3. US Bancorp Piper Jaffray
On Tuesday, US Bancorp Piper Jaffray was fined $250,000 and managing director Scott Beardsley was fined $50,000 by the National Association of Securities Dealers. The reason for the fines: The two apparently threatened to drop analyst research of Antigenics Inc. unless the biotech company hired the firm to underwrite a stock offering.
“Brokerage firms and their executives cannot use threats regarding research activities as a way to obtain investment banking business,” said Mary Schapiro, NASD’s president of regulatory policy and oversight.
This is the first case of its kind, said Brian Rubin, a deputy chief counsel in the enforcement division of NASD Regulation, in a statement to a wire service.
You can bet it won’t be the last, however. The cozy relationship between investment banks and the analysts who shill for them is a massive scandal-in-the-making. The recent Merrill Lynch settlement, and now the US Bancorp case, is only the begining. You can already see the lawyers flying lazy circles over Wall Street.
4. Employees
Given the unemployment rate, being out of work these days is a decidedly scary prospect.
Turns out things aren’t so swell for the currently employed, either. A survey released this week by The Conference Board revealed that average salary increases in many key industries dropped below 4 percent for some major employee groups for the first time in nearly a decade.
While The Conference Board found that a majority of workers should expect to see an average 4 percent increase, a higher proportion of all employee groups will get lower increases both this year and next than in preceding years.

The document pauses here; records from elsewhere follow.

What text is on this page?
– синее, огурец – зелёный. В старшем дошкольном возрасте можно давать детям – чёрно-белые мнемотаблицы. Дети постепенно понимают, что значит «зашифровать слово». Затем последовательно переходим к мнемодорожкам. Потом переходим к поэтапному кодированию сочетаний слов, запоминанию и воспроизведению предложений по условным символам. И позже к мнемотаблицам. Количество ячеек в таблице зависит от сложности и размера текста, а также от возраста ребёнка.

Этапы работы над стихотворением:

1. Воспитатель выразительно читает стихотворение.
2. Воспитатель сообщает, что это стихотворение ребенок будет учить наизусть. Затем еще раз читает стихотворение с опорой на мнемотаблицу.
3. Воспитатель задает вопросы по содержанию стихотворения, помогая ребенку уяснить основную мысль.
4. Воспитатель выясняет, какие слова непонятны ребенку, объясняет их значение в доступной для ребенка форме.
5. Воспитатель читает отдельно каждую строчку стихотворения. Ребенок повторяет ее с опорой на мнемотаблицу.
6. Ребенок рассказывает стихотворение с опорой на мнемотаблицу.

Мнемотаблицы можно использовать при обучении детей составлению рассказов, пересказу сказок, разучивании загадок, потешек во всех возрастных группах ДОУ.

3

This news came on top of a report released last week showing that employers are passing skyrocketing heatlh-care benefit costs on to employees.

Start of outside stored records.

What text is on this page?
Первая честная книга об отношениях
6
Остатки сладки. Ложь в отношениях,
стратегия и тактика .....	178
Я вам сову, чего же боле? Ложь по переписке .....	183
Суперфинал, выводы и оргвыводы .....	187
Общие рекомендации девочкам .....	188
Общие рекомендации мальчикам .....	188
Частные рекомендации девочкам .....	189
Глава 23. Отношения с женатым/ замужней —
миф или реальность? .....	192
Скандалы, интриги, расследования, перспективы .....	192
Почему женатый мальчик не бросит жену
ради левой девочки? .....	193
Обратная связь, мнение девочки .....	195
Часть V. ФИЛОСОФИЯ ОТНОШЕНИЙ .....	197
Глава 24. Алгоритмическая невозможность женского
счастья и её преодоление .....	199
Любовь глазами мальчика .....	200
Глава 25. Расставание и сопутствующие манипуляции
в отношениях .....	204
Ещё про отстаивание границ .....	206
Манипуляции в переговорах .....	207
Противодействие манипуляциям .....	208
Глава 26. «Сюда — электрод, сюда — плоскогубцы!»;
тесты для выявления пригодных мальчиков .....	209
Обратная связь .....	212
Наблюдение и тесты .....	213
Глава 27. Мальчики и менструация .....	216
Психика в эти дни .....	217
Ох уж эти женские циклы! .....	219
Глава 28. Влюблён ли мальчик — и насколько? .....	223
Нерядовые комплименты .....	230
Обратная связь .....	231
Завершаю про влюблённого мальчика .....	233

In that survey, conducted by the UCLA Andersen Forecast, 75 percent of the respondents said they raised co-payments or deductibles this year. About 65 percent said they raised employee contributions to personal premiums, while 41 percent indicated they increased premiums on coverage for dependents. An additional 12 percent said they waited in the playground for employees, then took their lunch money.